10.2 Buyer Confidentiality. Claros Supply treats all Buyer RFQs, purchase orders, and business information as confidential. Claros Supply will not share Buyer information with third parties except as necessary to fulfill an order or as required by law.

10.3 Non-Circumvention. Buyer agrees not to use information obtained through Claros Supply's quoting process to circumvent Claros Supply and contact Suppliers directly for the purpose of bypassing Claros Supply on a transaction that originated from Claros Supply's sourcing efforts. Violation of this clause entitles Claros Supply to damages equal to the margin Claros Supply would have earned on the circumvented transaction.

11.  FORCE MAJEURE

Claros Supply shall not be liable for any failure or delay in performance due to causes beyond its reasonable control, including but not limited to: acts of God, natural disasters, fire, flood, war, terrorism, government actions, labor disputes, Supplier delays, transportation disruptions, supply shortages, or pandemics. In such events, Claros Supply will notify Buyer as promptly as possible and will work in good faith to fulfill the order when conditions allow.

12.  GOVERNING LAW AND DISPUTE RESOLUTION

12.1 Governing Law. These Terms and Conditions shall be governed by and construed in accordance with the laws of the State of Louisiana, without regard to conflict of law principles.

12.2 Jurisdiction. Any legal action or proceeding arising out of or relating to these Terms shall be brought exclusively in the state or federal courts located in Louisiana. Buyer consents to the personal jurisdiction of such courts.
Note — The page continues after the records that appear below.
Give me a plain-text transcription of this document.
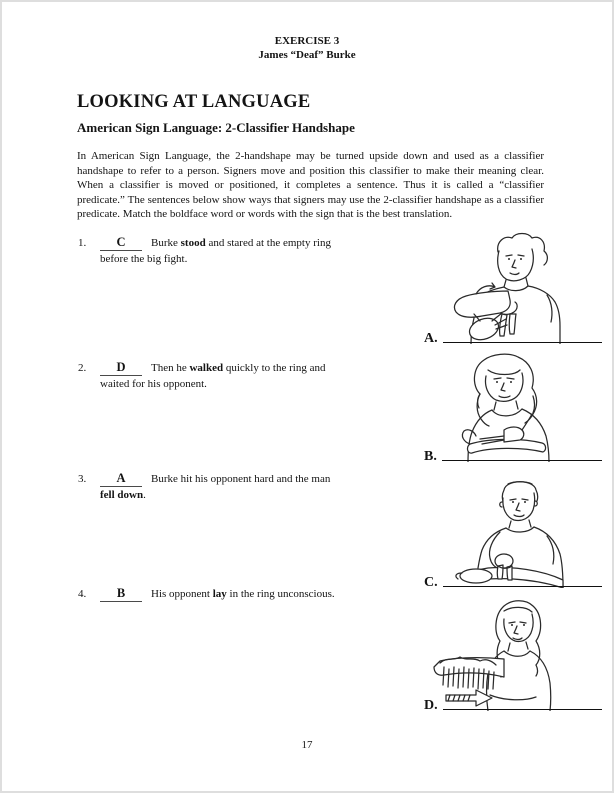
EXERCISE 3
James “Deaf” Burke
LOOKING AT LANGUAGE
American Sign Language: 2-Classifier Handshape

In American Sign Language, the 2-handshape may be turned upside down and used as a classifier handshape to refer to a person. Signers move and position this classifier to make their meaning clear. When a classifier is moved or positioned, it completes a sentence. Thus it is called a “classifier predicate.” The sentences below show ways that signers may use the 2-classifier handshape as a classifier predicate. Match the boldface word or words with the sign that is the best translation.

1.	C Burke stood and stared at the empty ring
before the big fight.
2.	D Then he walked quickly to the ring and
waited for his opponent.
3.	A Burke hit his opponent hard and the man
fell down.
4.	B His opponent lay in the ring unconscious.
A.
B.
C.
D.
17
12.3 Informal Resolution. Prior to initiating any legal action, both parties agree to attempt to resolve disputes informally by written notice and a good faith discussion period of at least fifteen (15) days.
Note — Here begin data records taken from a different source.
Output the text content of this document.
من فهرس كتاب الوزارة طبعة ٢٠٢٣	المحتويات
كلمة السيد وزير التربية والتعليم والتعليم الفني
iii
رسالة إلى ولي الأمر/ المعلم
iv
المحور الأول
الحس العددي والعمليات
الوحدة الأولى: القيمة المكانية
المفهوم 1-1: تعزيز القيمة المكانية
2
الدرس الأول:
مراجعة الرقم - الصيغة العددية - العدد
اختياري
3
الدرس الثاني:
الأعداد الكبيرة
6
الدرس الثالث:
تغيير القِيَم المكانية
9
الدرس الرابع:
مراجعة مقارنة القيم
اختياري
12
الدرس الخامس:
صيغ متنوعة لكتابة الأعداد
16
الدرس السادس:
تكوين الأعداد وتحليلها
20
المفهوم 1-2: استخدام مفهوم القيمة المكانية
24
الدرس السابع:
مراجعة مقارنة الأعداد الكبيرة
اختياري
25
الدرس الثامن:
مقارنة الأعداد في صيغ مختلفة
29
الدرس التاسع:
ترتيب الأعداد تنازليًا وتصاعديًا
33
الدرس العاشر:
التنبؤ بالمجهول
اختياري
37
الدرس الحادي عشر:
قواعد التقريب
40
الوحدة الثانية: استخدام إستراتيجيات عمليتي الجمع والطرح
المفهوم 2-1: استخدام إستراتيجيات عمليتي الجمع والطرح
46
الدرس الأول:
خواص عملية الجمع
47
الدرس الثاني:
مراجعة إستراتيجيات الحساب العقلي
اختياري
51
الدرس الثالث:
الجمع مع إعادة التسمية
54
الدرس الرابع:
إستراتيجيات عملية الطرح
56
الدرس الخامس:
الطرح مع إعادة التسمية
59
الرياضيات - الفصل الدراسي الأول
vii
12.4 Attorney's Fees. In any legal proceeding to collect unpaid amounts owed to Claros Supply, the prevailing party shall be entitled to recover reasonable attorney's fees and court costs.

13.  GENERAL PROVISIONS

13.1 Entire Agreement. These Terms and Conditions, together with any applicable quote or order confirmation issued by Claros Supply, constitute the entire agreement between the parties with respect to the subject matter hereof and supersede all prior agreements, representations, or understandings.

13.2 Buyer's Terms Rejected. Any terms and conditions contained in a Buyer's purchase order or other documents that are inconsistent with or in addition to these Terms are hereby rejected and shall have no force or effect, unless expressly agreed to in writing by an authorized representative of Claros Supply.

13.3 Severability. If any provision of these Terms and Conditions is found to be invalid or unenforceable, the remaining provisions shall continue in full force and effect.

13.4 Waiver. Claros Supply's failure to enforce any provision of these Terms shall not constitute a waiver of that provision or of any other provision.

13.5 Amendments. Claros Supply reserves the right to update these Terms and Conditions at any time. The version in effect at the time of a transaction governs that transaction.

13.6 Assignment. Buyer may not assign its rights or obligations under these Terms without the prior written consent of Claros Supply. Claros Supply may assign these Terms in connection with a merger, acquisition, or sale of its business.